И вот она едва началась, а уже есть отравленные, похищенные и укушенные, и совершенно непонятно, что будет дальше. А дальше был вояж в стиле Хаггарда, Киплинга и Новикова-Прибоя — на моторном катере, сквозь девственную сельву. Сперва по мутным, цветом напоминающим кофе с молоком водам Амазонки, затем по бесконечной ленте ее притоков. Собственно, никто бы и не сказал, где заканчивается река, а где начинается берег. Была большая вода, и все вокруг — и суша, и болото превратились в исполинское, неподвижно задумчивое озеро. Семь не семь футов под килем, но плыви, куда хочешь. В компании кайманов, пираний и, если повезет, розовых, лихо выпрыгивающих из воды дельфинов. Можно еще запросто повстречаться с анакондой, да и остальные змеи плавают недурственно. Ну а что касаемо москитов, кукарач, всяких малярийных и изжелто-лихорадочных тварей — стеной, роем, тучей, только зажги свет. Впрочем кусают и в темноте. А еще заглядывают на огонек летучие мыши — огромные, с кожистыми крыльями, мерзкие на вид, поди-ка разберись, которые из них вампиры? Вобщем, природа, флора с фауной, девственная сельва, живущая по закону джунглей…
Однако хоть и началось путешествие неважно, но до владений тсохон-дьяпа добрались без эксцессов — без труда нашли холмистую терра фирму, на которой стояли сотни две внушительного вида хижин. Как сразу выяснилось, тщания отца Антонио даром не пропали — аборигены встретили пришельцев как добрые католики, с миром. Последовали ритуальные пенисопожатия, громкие приветствия, пир, круговая каучуковая клизма с веселящим зельем, кое полагалось с тостами и достоинством глубоко вводить в прямую кишку. Говорили о погоде, о джунглях, об охоте, о большой воде, ели сладковатое, сдобренное травами мясо, о происхождении коего спрашивать из вежливости не полагалось. В общем поначалу атмосфера была дружеской и непринужденной. Однако после пятой клизмы все вдруг резко переменилось — отец Антонио был прав, эти чертовы тсохон-дьяпа и впрямь оказались сущими дьяволами. Шаман начал гнусно домогаться Ганса, его помощник — Морица, старший брат вождя — Макса, а сам вождь — Хорста. На красавицу Воронцову никто даже внимания не обратил. Не дети природы, а поганые, действующие нагло и цинично извращенцы. Причем с огромными, чудовищно распухшими вследствие ритуального укуса змеи пенисами. Ясно теперь, за что это шаман так возлюбил отца Антонио…

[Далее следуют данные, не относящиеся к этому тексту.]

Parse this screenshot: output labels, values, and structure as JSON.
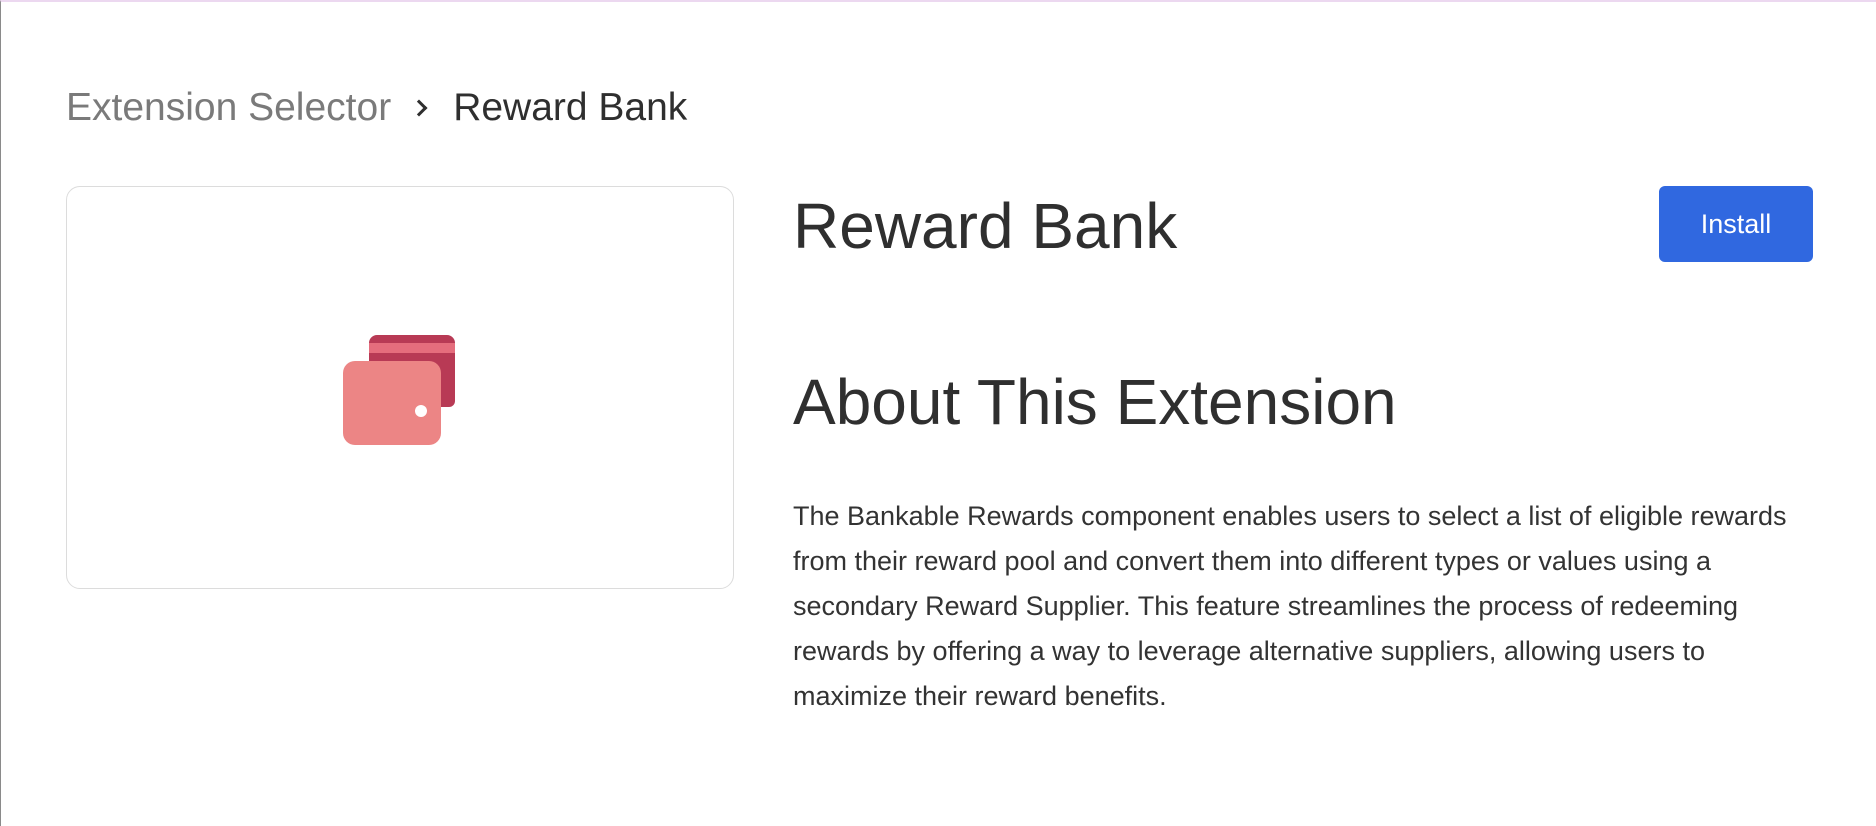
{
  "breadcrumb": {
    "parent": "Extension Selector",
    "current": "Reward Bank"
  },
  "extension": {
    "title": "Reward Bank",
    "install_label": "Install",
    "about_heading": "About This Extension",
    "description": "The Bankable Rewards component enables users to select a list of eligible rewards from their reward pool and convert them into different types or values using a secondary Reward Supplier. This feature streamlines the process of redeeming rewards by offering a way to leverage alternative suppliers, allowing users to maximize their reward benefits.",
    "icon": "wallet-with-bills-icon"
  },
  "colors": {
    "accent": "#3068e0",
    "wallet_front": "#ec8585",
    "wallet_back": "#b83a55",
    "wallet_mid": "#f3a0a0"
  }
}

Вобщем пиршество ознаменовалось побоищем — гости били хозяев с мастерством профи и со всей яростью разбушевавшейся оскорбленной мужской гордости. Потом естественно захотели откланяться, без долгих церемоний, по-английски. Но не получилось, эти чертовы тсохон-дьяпа и впрямь были сущими дьяволами. Они на редкость метко стреляли из своих сарбаканов, а наконечники стрел смазывали ядом лягушек кокои. Скверно закончилось застолье, тягостно — Ганс, Макс и Мориц так и не переварили съеденное, а Хорст и Воронцова, хоть и отплыли под тучей стрел, но в темноте и спешке напоролись на топляк, так что гребной винт заклинило. Вот такая ситуация. Три погибших боевых товарища, катер, потерявший ход и море разливанное темной, отсвечивающей как зеркало воды… Поужинали, называется, с местным населением. Хрен до колен в обе руки, каучуковая клизма в жопу. М-да.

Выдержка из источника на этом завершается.